人間としての優しさ。ドッジ

2006年12月06日

歯磨き粉

12月6日

メヌカ
昨日まで開催された歯科治療の中で、(幼稚園クラスの)メヌカの顎の傷に歯磨き粉が塗られてある事が判った。数日前に怪我をした後、薬の代わりとして、母親が塗ったものらしい。歯磨き粉のスースーする感じがエタンノールなどの消毒薬と似ているからだと思うが、村ではメヌカと同じように傷口に歯磨きをつけるケースをよく見かける。貧しい家庭で消毒薬を常備していることは、ないに等しいと思う。怪我をしたからといって消毒薬を買う余裕もなく、自宅か近所にあった歯磨き粉を薬代わりに使うことは、貧しい家庭では普通の事のようだ。
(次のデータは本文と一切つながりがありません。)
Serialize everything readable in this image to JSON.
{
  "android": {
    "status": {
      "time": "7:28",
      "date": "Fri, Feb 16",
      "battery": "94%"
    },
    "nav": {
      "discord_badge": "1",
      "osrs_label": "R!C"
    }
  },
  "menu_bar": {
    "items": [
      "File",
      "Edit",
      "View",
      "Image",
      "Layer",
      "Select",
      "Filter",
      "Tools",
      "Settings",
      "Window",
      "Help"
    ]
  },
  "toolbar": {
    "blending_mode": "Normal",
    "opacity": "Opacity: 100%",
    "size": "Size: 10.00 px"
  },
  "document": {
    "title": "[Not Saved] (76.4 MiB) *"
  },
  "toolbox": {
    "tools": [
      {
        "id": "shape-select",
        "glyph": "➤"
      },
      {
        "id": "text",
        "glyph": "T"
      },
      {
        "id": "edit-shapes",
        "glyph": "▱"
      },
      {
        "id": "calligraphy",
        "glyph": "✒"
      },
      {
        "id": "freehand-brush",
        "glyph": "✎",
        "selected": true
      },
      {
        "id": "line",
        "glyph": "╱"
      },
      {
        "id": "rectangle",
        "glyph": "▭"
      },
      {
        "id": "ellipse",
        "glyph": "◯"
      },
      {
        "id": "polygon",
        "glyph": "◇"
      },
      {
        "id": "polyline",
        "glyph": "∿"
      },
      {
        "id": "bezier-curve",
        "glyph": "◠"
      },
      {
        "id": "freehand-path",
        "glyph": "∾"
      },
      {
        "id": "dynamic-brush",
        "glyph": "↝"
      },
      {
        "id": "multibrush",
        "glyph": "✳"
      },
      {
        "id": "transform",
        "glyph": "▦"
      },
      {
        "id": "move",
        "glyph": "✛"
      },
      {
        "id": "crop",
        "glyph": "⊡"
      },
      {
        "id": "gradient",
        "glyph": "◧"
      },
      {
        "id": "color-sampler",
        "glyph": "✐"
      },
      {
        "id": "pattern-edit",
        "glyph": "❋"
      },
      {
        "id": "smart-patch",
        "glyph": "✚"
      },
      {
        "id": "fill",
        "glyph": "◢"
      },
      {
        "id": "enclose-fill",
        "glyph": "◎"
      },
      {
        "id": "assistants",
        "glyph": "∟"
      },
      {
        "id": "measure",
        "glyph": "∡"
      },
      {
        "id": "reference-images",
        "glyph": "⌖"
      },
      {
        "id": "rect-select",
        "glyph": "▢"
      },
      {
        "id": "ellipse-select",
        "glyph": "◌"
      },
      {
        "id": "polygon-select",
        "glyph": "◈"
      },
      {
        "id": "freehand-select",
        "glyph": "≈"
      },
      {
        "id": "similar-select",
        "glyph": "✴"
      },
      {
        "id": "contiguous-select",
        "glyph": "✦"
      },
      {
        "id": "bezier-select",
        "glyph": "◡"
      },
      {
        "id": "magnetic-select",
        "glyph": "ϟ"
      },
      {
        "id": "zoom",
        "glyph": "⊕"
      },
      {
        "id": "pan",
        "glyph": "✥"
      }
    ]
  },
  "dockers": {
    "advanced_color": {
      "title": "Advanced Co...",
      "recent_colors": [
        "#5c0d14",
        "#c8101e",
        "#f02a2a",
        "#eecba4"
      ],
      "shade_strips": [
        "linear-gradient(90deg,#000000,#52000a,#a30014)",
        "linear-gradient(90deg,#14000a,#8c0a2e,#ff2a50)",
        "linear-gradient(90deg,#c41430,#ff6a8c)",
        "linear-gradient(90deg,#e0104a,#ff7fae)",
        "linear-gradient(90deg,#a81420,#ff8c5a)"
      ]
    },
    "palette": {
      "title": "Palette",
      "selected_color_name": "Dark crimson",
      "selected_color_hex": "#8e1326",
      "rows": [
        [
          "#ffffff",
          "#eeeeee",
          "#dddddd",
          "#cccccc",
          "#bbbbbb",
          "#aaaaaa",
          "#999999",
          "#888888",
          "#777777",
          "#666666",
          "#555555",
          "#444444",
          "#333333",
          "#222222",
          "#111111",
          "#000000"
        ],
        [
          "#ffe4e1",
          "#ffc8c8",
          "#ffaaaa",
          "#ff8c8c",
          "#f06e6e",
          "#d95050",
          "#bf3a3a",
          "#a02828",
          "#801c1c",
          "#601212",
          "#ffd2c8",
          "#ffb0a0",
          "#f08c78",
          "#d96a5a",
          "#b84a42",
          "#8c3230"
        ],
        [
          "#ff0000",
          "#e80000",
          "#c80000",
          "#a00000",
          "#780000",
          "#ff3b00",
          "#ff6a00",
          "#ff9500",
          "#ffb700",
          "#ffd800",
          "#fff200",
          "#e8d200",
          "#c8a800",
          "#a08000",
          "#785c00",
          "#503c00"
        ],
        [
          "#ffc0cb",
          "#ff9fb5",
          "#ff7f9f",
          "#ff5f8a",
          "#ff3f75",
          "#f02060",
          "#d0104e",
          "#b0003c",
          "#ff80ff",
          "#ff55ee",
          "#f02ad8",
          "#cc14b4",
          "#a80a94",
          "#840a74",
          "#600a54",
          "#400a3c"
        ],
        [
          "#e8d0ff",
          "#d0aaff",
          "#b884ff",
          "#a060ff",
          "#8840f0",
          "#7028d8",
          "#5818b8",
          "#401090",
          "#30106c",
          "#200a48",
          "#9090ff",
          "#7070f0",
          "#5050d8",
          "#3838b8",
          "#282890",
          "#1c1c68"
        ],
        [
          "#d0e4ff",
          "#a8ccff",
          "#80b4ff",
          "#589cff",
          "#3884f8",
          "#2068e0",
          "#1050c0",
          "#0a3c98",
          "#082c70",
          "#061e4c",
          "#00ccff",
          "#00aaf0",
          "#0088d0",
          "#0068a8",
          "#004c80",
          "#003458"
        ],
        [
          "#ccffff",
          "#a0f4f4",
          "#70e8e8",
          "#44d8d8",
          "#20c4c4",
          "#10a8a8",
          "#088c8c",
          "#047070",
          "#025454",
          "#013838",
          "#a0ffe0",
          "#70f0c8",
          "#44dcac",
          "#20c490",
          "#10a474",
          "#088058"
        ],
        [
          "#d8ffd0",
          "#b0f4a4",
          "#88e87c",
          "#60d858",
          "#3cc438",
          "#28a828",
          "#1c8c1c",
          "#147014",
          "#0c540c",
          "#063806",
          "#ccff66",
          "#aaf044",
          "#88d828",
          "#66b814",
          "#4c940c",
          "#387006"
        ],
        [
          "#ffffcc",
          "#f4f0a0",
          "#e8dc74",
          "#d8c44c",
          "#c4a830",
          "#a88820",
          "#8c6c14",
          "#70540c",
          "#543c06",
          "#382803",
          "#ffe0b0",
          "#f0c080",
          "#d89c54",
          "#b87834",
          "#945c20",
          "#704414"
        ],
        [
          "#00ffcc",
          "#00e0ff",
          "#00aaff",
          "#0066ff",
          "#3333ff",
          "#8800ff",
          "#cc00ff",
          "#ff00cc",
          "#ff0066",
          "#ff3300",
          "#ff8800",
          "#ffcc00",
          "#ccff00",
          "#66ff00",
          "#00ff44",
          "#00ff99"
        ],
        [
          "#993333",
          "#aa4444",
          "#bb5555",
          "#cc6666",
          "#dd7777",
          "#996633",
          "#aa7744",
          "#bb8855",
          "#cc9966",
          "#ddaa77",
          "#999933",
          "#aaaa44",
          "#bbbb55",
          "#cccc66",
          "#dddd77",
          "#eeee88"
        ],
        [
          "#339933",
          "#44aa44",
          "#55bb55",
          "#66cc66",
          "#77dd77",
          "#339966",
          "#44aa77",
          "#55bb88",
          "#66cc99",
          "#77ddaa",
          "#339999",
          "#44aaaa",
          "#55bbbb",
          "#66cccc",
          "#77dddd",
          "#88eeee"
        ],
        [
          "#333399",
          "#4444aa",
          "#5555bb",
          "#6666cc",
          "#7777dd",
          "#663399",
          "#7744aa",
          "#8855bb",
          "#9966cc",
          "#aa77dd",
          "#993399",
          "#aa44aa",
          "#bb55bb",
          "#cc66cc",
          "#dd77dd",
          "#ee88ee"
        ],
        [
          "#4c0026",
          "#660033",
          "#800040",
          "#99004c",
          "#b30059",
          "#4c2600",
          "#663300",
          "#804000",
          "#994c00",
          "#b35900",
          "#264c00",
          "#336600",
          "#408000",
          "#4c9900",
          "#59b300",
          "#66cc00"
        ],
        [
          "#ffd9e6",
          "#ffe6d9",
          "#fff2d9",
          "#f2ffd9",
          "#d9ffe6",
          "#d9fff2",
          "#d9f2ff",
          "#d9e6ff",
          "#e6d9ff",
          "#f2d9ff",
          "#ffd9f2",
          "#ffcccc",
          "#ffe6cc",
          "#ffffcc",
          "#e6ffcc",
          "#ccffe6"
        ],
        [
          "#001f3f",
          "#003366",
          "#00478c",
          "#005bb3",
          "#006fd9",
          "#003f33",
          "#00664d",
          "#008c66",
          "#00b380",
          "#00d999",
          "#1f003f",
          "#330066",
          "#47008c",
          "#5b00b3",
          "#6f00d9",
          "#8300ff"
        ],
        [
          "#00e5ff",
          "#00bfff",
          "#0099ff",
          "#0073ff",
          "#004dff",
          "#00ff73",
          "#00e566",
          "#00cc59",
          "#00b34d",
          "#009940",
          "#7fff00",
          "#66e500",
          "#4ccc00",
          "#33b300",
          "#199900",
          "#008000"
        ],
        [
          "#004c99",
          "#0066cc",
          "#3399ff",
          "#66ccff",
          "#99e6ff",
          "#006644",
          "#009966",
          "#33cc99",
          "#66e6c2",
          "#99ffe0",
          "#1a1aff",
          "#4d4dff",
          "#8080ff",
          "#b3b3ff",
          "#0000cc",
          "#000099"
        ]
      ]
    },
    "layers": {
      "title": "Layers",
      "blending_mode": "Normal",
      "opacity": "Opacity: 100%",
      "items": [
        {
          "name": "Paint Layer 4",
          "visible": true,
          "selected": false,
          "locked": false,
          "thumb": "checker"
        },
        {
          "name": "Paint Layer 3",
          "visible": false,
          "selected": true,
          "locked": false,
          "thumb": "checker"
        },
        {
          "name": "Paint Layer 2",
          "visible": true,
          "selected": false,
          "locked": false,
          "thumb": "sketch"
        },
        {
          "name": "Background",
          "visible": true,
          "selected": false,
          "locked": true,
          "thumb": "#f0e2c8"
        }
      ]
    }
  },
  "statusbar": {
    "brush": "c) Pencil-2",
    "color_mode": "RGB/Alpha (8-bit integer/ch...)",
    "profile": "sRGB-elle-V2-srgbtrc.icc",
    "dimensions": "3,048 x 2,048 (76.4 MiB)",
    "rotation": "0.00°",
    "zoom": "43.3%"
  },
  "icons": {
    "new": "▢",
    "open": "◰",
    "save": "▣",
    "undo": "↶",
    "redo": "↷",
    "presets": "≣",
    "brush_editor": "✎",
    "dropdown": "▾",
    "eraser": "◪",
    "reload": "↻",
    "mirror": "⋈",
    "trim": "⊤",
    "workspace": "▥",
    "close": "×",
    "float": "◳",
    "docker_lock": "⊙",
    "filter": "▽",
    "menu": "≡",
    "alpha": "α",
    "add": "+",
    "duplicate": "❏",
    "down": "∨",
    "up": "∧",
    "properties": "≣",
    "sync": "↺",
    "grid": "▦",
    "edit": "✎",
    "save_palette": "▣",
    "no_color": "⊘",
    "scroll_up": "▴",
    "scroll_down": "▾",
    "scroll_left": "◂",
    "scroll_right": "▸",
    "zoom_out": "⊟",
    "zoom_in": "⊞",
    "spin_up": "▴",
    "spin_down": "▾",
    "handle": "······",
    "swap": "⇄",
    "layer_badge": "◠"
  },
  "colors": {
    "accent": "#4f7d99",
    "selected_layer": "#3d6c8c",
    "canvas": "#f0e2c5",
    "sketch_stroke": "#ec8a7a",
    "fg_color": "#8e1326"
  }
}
はっきりとした事は判らないが、傷口に歯磨き粉が固形化すれば、感染症を引き起こす原因にもなると思う。消毒薬はなくても傷口を水で洗い、乾燥させた方がきっと安全ではないかと思う。

僕自身、村を訪ねた時など、怪我をした村人の傷口に消毒液を塗ることが時々ある。もちろん消毒液を塗ること自体は間違っていないが、村の人々に消毒に関する知識を伝えないままでは、“傷口にスースーするものだけ塗れば治る“という間違った認識を与えかねない。これまでの自分の行動を反省しなければならない。

泣きつくメヌカを押さえながら歯磨き粉を拭き取り、傷口に化膿止めを塗って何とか対処することが出来た。ネパールでは人々が教育を受けていないという前提で活動する必要があることを、今更ながら強く感じた。